130 лет назад родился балетмейстер Горский — петербуржец, спасший московский балет от вымирания. Первый русский хореограф, выработавший собственную концепцию балетного театра. Балетмейстер, ни одного оригинального балета которого не сохранилось к концу его жизни. Реформатор, чьи идеи пришлись бы не ко двору и сто лет спустя.
Петербуржца Александра Горского, возглавлявшего балет Большого театра в 1901-1924 годах, москвичи чтут не менее рьяно, чем северная столица — француза Мариуса Петипа. На рубеже веков именно он не только спас московский балет от исчезновения, но и превратил захолустный придаток столичной фирмы в самостоятельную жизнеспособную компанию. К приезду молодого специалиста, командированного из Петербурга для переноса "Спящей красавицы", балет Большого третий десяток лет находилась в коме. Репертуар скукожился до пяти названий. Зал пустовал. Труппу сократили наполовину, жалованье урезали. Вскоре собирались упразднить вовсе. В класс ходили лишь ведущие солистки. Остальные выживали как могли: учили танцам купеческих детей, разводили коров, драли бараньи шкурки на перчатки, пекли пирожки и содержали пансионы. Труппа, однако, была благодушной, покладистой, довольно молодой и, как ни странно, достаточно дееспособной.
Во всяком случае, громаду "Спящей" столичный специалист умудрился поставить всего за девять дней. В Петербурге вздохнули с облегчением и поручили молодому балетмейстеру и впредь приобщать Москву к столичным новинкам. Окрыленный Горский за два сезона поставил в Большом семь многоактных классических балетов. В том числе, заручившись поддержкой художника Коровина, собственного "Дон Кихота". В нем-то и обнаружились личные пристрастия молодого автора: унифицированный кордебалет превратился в безалаберную барселонскую толпу, дриады сломали стройные ряды и закренделились гирляндами, новомодный эстрадный танец "серпантин" влез в сон Дон Кихота, цыганки танцевали босиком, тореодоры дрались на ножах. Балет был признан декадентским, однако имел оглушительный успех.И тогда молодой балетмейстер, страстный поклонник Художественного театра, рискнул поставить оригинальный спектакль. "Дочь Гудулы" (1902) — натуралистическая "мимодрама" по роману Гюго — полемизировала с грациозной "Эсмеральдой" Петипа. В балете пытали и вешали, профессионально воровали (учились на манекенах), буйствовали уроды и безрукие калеки. Балерины в рубищах, с нечесаными космами, с достоверными синяками, воодушевленно изображали проституток и нищих. Полубезумная Эсмеральда юной Софьи Федоровой вводила в оторопь бывалых рецензентов. Со спектакля не вылезал молодой Станиславский, только что преподнесший Москве собственную сенсацию из жизни низов — "На дне" Горького. Менее продвинутая публика была шокирована: критики обвинили балетмейстера в садизме, а один из самых пылких обозвал живодером.

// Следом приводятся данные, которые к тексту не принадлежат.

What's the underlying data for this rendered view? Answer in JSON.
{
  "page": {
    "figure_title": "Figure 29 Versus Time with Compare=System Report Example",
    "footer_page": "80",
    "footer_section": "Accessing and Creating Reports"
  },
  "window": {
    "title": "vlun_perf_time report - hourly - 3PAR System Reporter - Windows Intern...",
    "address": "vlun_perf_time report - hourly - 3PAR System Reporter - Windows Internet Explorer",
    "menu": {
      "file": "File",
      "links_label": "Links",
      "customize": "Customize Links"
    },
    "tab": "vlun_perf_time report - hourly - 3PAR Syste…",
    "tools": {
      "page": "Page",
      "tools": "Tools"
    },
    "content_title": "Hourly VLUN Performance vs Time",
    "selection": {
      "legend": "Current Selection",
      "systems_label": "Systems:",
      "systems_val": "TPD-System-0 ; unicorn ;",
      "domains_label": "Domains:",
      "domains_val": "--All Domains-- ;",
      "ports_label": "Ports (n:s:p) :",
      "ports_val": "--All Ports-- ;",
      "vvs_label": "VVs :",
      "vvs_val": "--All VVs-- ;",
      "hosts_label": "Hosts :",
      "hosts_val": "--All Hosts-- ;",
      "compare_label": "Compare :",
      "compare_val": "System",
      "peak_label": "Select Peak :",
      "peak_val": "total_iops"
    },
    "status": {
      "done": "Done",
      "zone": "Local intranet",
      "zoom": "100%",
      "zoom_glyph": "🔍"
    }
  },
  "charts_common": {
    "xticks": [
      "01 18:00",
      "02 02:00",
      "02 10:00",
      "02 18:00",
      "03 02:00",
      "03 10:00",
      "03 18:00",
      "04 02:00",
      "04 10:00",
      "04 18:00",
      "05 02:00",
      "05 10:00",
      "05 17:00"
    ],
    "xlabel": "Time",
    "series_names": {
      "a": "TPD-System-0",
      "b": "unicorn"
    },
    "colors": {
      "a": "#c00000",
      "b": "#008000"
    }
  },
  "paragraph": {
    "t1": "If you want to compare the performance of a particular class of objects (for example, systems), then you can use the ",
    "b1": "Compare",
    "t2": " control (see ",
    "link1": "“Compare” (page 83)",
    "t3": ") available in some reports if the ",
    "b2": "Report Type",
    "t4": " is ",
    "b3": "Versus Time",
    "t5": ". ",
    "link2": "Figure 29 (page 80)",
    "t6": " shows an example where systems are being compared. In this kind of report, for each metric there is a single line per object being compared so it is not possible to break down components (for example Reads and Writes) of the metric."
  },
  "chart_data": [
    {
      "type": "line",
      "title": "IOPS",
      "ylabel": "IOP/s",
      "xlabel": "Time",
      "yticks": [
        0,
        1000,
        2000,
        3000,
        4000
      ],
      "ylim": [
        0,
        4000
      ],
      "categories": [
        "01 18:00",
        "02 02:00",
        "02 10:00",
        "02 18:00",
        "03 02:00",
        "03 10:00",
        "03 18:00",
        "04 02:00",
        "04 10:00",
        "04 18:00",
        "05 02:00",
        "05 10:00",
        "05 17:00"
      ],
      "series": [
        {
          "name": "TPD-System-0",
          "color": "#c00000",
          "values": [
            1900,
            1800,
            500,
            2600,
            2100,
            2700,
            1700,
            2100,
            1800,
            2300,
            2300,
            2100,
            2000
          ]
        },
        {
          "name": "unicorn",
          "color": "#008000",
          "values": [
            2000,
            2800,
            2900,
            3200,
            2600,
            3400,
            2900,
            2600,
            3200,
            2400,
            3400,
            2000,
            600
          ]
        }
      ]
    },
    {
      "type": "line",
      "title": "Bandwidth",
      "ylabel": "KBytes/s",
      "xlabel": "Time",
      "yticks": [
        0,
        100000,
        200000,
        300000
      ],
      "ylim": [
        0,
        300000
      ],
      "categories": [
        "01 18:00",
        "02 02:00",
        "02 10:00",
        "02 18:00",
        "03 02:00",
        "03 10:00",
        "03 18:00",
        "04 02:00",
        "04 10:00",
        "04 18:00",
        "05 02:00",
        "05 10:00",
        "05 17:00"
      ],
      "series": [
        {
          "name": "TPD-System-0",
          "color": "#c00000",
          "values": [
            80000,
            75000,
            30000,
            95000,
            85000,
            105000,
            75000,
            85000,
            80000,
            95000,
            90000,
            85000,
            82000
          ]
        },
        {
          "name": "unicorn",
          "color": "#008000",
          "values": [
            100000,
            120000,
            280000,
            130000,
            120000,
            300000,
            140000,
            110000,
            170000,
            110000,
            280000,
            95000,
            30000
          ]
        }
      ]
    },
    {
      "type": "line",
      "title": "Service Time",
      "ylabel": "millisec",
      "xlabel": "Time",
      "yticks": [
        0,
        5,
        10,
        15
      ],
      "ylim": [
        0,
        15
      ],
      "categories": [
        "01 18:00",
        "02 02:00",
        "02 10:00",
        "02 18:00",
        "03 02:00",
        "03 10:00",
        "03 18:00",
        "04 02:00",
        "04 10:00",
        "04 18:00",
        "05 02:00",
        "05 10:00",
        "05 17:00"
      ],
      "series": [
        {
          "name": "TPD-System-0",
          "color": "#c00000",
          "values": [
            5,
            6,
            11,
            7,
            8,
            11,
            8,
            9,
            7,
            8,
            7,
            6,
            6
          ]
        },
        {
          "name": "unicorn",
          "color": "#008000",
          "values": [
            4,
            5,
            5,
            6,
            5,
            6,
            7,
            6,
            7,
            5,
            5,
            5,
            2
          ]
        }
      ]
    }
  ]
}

Главе Большого дали по рукам. Следующие четверть века реформатор должен был балансировать между творчеством и кассой, контрабандой протаскивая новшества в традиционные балеты. Изобретать свежие классические ансамбли и яркие характерные танцы Горскому ничего не стоило. Но, почитая балет пьесой без слов, он вколачивал в условные сюжеты "психологию", воевал против пачек и трико, выпускал на сцену босоногих "дунканисток", радикально менял концепции и разрушал канонические святыни. К концу карьеры Горский с грустью подытожил: "За 18 лет работы я сделал только шесть пьес, которые были моими, и только четыре, в которых традиции балерины мне совсем не мешали". Многолетние сражения с начальством, прессой, премьерами собственной труппы довели спасителя московского балета до душевного расстройства — фактически отстраненный от театра, хореограф умер в 53 года.
История сыграла с Горским злую шутку: создатель "мимодрамы" — жанра, определившего магистральный путь советского балета, остался в анналах как копиист и перелицовщик старых спектаклей. Современные теоретики снисходительно именуют его эклектиком. Обломки хореографии Горского можно увидеть в "Лебедином озере", его именем подписывают "Дон Кихот", какие-то фрагменты мелькают временами в дивертисментах. И сегодня не всякий специалист отличит их от композиций академиста-Петипа: все свалено в кучу под ярлыком "русская классика". Между тем этого трудоголика "с мягким и женственным характером" и сегодня причислили бы к ярым радикалам. Можно ручаться, что его "виллисы" в погребальных саванах, "тени" в индийских сари, "лебеди" с гигантскими крыльями из перьев были бы ошиканы в России и сейчас — так обращаться со священными чудовищами классики могут позволить себе лишь иностранцы. И то в конце ХХ века.